By Omar Bah
Activist and political researcher, Sait Matty Jaw, has advised National Assembly Members to stop politicising matters of national interest or unnecessarily bowing to public pressure to avoid throwing away potential good laws too easily.
Speaking in reaction to the number of bills rejected in the Assembly during the just concluded ordinary session, Mr Jaw said he has observed a trend where members will reject any bill they feel they don’t like or public perception does not seem to support.
“They don’t even ask what the constitution or their standing order says about issues but blindly follow the public debate and, in the process, ignore the issue and all relevant information and law. Of course, people centered debates are necessary, but as a citizen my expectation is that they will explore all information available and further engage where they need clarity because it is laziness to kill debate or progressive laws prematurely just because they are controversial or sensitive.”
“We just pick sides and sometimes on very parochial issues and that is not the way to build a country especially one that has been chained for two decades. The role of leaders is to lead and leadership includes communicating and engaging constituents, asking and answering the hard questions. Now, when you summarily kill a bill, my question is what message are you really sending? ” he asked.

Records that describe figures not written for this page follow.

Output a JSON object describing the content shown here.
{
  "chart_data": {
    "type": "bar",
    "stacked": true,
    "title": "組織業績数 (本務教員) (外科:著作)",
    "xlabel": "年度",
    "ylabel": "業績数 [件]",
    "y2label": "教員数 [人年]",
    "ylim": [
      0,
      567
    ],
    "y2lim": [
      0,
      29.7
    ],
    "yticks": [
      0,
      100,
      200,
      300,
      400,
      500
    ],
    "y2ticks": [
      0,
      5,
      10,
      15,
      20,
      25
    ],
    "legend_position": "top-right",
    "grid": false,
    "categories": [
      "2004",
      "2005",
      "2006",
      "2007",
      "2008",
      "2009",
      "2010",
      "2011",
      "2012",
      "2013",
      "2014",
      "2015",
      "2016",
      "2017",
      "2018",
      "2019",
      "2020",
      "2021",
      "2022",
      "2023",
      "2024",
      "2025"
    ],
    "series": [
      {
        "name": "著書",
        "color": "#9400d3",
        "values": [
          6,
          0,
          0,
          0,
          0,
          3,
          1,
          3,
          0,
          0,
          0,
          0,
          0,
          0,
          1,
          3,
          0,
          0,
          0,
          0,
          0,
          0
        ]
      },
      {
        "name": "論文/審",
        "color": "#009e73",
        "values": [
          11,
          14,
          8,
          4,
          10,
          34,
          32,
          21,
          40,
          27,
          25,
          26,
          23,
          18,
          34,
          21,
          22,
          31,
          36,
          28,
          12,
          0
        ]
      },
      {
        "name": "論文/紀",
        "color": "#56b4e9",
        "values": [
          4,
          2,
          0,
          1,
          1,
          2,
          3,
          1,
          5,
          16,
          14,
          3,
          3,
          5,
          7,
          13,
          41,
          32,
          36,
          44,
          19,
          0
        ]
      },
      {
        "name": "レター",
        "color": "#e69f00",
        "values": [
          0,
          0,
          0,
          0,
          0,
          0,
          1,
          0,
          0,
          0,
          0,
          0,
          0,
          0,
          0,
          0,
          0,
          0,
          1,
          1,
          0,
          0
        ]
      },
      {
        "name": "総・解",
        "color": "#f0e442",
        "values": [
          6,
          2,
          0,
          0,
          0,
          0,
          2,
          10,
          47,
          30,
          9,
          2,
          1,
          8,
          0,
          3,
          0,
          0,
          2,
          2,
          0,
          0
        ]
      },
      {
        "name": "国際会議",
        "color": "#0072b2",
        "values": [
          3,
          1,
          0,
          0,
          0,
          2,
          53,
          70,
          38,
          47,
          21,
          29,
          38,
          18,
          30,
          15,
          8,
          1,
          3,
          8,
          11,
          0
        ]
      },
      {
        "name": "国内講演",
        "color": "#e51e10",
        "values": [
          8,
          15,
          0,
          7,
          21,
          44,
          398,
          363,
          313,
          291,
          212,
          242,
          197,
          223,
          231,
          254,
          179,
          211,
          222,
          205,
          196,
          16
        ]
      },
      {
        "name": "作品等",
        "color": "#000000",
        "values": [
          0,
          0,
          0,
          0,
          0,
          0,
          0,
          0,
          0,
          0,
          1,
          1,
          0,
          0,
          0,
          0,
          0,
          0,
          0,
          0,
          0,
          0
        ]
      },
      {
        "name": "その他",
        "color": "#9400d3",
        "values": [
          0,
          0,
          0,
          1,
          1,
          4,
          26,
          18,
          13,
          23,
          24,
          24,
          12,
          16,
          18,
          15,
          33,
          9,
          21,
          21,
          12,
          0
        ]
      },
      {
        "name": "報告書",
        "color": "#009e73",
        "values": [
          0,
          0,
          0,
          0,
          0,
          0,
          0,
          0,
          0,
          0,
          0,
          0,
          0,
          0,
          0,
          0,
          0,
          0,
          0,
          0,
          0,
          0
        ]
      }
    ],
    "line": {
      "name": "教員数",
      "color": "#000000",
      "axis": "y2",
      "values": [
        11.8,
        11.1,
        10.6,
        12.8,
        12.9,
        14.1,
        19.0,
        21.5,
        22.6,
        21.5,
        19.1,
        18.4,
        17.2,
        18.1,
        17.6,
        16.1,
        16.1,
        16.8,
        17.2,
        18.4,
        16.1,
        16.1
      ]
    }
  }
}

Jaw said Gambians want performing politicians not those that derelict their duties when in public office and engage in unending partisan politics, or those that opt for the easy way out. “The country needs politicians who are able to make the tough decisions that are necessary for the progress, peace and prosperity of our beloved nation today, and many years from today,” he added.
In the same vein, the activist said politicians particularly those in public office must be able to separate policy and politics.
“Policy is addressing the problems of society through inclusive means even where they don’t understand the direction whereas politics in this context is protecting “oneself”. It is very easy now to recognise those doing politics and those engaging in policy debates at the National Assembly thanks to live broadcasting of Assembly proceedings. Our duty as practitioners and academics is to document this and present it to the public for their consumption. In the process, identify those that are doing the collective bargain and those focusing on sectarian interest,” he concluded.